(Bloomberg) -- The multiyear mega-drought that’s drained western U.S. reservoirs, parched croplands across California’s fertile valleys and raised the risk of wildfires shows no signs of easing, forecasters say.

The region faces another spring and summer of dwindling water resources and rising temperatures, according to an outlook released Thursday by the National Oceanic and Atmospheric Administration.  

From April to June, chances remain high that little rain or snow will fall from Northern California and Oregon across a wide swath of the Rocky Mountain states to Texas and the U.S. Gulf Coast, according to NOAA’s Climate Prediction Center. At the same time, warmer-than-normal temperatures will permeate most of the contiguous U.S. except for parts of the Pacific Northwest. 

“Severe-to-exceptional drought has persisted in some areas of the West since the summer of 2020 and drought has expanded to the southern Plains and Lower Mississippi Valley,” said Jon Gottschalck, chief of the operational prediction branch of the Climate Prediction Center. 

“With nearly 60% of the continental U.S. experiencing minor to exceptional drought conditions, this is the largest drought coverage we’ve seen in the U.S. since 2013,” he said. 

The dry land will likely cause another summer of brutal heatwaves across the western U.S. as the lack of soil moisture will let the sun’s energy bake the air instead of evaporating water. This could lead to further power-grid problems across the West, where heat has caused rolling blackouts in California in 2020, and the threat of wildfires caused preventative outages farther afield. 
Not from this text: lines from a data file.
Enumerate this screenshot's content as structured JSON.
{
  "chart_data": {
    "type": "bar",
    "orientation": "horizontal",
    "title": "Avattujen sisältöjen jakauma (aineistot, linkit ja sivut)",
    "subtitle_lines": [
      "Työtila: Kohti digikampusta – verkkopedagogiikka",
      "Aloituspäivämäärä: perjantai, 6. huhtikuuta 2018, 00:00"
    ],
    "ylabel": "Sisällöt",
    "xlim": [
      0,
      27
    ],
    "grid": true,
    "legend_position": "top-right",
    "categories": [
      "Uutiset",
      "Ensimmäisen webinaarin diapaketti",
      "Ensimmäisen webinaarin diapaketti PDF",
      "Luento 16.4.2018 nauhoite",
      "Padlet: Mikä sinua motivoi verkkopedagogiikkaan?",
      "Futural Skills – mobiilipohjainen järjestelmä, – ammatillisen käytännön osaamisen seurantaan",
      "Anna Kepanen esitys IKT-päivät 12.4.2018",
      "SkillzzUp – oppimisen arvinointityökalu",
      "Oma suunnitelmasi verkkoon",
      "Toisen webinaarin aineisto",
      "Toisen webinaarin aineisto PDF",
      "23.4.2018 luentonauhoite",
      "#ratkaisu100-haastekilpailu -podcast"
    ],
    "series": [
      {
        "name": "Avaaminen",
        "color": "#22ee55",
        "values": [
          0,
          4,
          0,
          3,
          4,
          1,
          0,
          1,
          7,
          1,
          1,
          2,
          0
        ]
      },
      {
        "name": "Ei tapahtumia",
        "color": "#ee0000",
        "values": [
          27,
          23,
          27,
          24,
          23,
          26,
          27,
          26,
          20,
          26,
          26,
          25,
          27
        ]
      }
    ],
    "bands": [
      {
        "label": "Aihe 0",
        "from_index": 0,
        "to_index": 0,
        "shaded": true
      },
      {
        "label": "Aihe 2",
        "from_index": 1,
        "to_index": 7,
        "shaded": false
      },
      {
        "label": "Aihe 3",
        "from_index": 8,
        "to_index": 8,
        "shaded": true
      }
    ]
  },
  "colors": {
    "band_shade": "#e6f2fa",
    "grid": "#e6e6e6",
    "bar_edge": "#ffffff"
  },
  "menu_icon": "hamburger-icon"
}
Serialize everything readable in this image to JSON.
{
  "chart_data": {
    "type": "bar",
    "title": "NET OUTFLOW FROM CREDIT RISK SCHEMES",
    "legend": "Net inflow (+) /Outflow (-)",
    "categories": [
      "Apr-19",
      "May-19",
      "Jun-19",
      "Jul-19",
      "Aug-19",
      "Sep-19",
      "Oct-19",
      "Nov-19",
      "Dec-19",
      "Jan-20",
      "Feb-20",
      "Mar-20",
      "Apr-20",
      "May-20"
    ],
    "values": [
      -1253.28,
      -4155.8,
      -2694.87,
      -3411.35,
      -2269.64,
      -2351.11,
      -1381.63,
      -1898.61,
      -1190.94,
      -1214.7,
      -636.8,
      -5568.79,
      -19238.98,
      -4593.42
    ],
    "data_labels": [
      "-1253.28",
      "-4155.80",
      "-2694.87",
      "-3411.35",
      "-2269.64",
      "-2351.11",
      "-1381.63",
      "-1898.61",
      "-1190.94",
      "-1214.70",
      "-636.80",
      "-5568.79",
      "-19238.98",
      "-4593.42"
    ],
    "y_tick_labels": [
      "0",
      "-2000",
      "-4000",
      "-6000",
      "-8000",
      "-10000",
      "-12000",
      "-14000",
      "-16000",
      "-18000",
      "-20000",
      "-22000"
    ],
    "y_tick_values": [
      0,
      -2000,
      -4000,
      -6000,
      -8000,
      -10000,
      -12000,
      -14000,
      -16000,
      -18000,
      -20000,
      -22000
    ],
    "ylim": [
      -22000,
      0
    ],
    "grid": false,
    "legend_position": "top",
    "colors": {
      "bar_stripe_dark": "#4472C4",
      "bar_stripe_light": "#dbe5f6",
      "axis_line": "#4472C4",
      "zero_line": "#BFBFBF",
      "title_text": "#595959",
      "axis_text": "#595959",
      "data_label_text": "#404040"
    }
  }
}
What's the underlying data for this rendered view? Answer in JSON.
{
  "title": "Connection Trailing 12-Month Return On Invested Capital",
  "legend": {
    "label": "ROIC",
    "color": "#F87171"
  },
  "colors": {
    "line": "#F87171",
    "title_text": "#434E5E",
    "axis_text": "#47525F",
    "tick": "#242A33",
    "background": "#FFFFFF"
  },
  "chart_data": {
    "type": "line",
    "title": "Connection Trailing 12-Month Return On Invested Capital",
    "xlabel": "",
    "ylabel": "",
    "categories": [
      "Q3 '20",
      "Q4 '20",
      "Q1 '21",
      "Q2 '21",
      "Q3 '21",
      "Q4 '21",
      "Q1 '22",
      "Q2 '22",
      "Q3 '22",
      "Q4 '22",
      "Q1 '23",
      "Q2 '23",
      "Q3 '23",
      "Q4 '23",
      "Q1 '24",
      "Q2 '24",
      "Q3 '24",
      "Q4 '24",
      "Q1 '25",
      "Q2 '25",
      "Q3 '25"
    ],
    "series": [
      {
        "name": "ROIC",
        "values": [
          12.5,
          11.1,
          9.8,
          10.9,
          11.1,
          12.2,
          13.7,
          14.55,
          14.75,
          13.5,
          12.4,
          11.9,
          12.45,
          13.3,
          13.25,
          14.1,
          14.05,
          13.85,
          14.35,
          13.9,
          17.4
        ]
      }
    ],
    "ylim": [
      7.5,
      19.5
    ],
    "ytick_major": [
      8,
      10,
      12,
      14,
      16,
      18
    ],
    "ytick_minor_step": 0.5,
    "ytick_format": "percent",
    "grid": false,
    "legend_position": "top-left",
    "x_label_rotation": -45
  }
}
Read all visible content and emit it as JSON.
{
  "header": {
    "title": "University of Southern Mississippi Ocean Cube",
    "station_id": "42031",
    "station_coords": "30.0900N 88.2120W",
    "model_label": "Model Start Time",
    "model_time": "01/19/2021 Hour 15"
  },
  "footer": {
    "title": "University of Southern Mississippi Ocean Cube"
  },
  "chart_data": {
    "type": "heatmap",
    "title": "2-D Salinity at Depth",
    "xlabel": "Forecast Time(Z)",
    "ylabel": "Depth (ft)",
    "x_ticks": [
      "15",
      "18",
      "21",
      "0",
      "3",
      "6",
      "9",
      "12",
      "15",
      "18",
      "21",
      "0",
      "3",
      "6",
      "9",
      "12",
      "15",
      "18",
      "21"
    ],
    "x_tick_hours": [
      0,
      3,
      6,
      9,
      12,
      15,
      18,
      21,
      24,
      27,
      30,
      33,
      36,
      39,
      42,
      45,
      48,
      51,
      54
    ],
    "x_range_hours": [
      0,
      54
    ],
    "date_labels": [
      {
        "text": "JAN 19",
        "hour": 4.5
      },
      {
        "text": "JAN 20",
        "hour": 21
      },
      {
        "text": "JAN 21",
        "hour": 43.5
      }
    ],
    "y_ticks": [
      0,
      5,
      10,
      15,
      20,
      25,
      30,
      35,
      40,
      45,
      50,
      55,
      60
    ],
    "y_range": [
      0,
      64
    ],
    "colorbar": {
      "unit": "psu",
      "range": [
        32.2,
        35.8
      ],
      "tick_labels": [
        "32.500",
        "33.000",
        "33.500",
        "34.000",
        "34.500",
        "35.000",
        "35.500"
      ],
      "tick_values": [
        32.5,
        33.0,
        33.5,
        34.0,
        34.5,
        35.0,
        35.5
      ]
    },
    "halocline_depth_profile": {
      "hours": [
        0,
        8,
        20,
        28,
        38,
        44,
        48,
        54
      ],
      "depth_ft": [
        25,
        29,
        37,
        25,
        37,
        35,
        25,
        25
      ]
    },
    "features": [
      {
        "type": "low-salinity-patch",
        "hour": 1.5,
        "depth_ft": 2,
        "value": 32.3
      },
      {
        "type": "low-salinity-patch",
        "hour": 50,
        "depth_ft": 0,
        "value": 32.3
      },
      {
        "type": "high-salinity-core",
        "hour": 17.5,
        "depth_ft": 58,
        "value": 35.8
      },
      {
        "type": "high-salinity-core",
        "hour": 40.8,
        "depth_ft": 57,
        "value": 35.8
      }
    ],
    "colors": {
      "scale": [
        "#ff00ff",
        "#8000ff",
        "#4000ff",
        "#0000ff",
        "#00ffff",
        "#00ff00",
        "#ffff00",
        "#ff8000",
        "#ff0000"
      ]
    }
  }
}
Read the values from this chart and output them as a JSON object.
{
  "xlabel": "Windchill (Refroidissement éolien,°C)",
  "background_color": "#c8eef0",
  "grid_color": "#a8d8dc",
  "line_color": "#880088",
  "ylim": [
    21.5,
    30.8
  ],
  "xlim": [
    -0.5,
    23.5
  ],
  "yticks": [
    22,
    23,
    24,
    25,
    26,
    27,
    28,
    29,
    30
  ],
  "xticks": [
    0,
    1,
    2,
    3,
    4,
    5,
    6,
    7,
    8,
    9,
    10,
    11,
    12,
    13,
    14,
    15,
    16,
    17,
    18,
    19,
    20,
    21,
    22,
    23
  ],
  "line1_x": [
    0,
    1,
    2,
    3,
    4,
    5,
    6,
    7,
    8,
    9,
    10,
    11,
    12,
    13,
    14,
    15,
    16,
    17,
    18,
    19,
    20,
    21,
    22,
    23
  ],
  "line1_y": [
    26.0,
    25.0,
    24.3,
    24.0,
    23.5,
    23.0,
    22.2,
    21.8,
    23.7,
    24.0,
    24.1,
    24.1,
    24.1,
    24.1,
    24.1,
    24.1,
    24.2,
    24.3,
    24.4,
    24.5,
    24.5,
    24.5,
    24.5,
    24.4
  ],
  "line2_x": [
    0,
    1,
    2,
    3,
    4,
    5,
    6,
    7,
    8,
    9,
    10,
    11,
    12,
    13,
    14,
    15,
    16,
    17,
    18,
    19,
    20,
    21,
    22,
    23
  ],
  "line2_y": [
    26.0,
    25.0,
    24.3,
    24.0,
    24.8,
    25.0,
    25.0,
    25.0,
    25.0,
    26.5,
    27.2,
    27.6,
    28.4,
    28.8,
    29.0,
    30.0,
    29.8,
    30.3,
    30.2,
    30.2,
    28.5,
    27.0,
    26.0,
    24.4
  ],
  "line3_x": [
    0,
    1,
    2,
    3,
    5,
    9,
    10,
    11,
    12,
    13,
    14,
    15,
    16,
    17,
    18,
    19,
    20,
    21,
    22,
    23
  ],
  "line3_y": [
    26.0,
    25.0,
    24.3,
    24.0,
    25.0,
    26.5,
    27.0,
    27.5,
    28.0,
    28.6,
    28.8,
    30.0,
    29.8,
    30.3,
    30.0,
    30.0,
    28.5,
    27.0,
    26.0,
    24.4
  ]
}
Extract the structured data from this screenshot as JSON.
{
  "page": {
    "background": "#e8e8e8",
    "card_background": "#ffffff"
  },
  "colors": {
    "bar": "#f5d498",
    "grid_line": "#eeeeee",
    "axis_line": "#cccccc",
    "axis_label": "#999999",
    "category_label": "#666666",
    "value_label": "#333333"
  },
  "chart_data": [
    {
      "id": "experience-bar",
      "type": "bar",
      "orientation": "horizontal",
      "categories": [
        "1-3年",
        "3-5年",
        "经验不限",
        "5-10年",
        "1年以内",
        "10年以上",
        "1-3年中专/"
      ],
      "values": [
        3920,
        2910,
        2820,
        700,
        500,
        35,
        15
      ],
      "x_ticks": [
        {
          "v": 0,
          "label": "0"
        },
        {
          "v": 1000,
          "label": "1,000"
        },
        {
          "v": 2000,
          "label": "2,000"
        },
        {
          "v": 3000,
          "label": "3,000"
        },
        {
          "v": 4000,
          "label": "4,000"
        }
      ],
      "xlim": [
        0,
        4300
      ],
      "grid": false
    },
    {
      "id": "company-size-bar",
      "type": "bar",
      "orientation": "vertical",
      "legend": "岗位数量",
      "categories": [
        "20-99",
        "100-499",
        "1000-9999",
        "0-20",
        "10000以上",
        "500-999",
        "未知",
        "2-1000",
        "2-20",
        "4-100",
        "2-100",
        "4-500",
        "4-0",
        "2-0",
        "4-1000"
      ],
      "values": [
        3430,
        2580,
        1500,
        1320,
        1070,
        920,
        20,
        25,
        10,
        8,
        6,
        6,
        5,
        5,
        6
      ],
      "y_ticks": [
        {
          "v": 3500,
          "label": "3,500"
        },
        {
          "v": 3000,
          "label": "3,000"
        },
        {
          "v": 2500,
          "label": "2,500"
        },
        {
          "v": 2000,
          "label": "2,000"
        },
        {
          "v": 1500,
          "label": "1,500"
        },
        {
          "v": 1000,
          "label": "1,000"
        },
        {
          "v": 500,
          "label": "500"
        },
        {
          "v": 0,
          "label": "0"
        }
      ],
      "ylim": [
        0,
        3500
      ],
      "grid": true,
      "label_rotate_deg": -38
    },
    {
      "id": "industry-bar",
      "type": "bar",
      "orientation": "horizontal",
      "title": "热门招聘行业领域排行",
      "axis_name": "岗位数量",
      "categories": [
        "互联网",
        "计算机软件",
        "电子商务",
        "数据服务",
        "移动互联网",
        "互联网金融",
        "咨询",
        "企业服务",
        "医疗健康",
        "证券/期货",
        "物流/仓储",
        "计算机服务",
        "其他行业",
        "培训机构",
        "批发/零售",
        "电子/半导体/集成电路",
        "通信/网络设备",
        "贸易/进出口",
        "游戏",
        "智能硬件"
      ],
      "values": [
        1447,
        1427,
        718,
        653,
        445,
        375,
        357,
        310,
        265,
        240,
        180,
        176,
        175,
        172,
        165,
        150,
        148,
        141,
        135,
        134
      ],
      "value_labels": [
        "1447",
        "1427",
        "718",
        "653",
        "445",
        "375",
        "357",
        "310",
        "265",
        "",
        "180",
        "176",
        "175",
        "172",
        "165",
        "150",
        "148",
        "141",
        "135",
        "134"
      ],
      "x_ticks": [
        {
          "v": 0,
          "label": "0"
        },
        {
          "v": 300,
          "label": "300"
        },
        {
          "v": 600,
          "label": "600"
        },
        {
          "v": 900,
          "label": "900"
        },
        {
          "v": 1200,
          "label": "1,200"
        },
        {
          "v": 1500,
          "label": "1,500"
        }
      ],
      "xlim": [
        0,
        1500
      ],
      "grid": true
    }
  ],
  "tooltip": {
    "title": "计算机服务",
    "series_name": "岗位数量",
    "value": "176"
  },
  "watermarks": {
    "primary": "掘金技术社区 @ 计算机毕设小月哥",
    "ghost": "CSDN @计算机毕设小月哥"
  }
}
A lack of snow across most of the West -- except for Colorado -- as well as below-normal rain helped propel the region into another year of drought. Unlike the eastern U.S., which sees storms throughout the year, much of the western part of the country gets most of its water during winter in the form of rain and snow. 

“It does set the stage for more likely heat-wave events,” Gottschalck said on a webinar with reporters.

Currently, almost 90% of nine western states is gripped by drought including all of California, Nevada and Utah, as well as nearly 99% of New Mexico, according to the U.S. Drought Monitor. Washington, Oregon, Montana and Arizona are all dealing with drought that stretches back more than two years in many places. 

In addition to the West, Texas, as well as most of the Great Plains are wilting under drought conditions.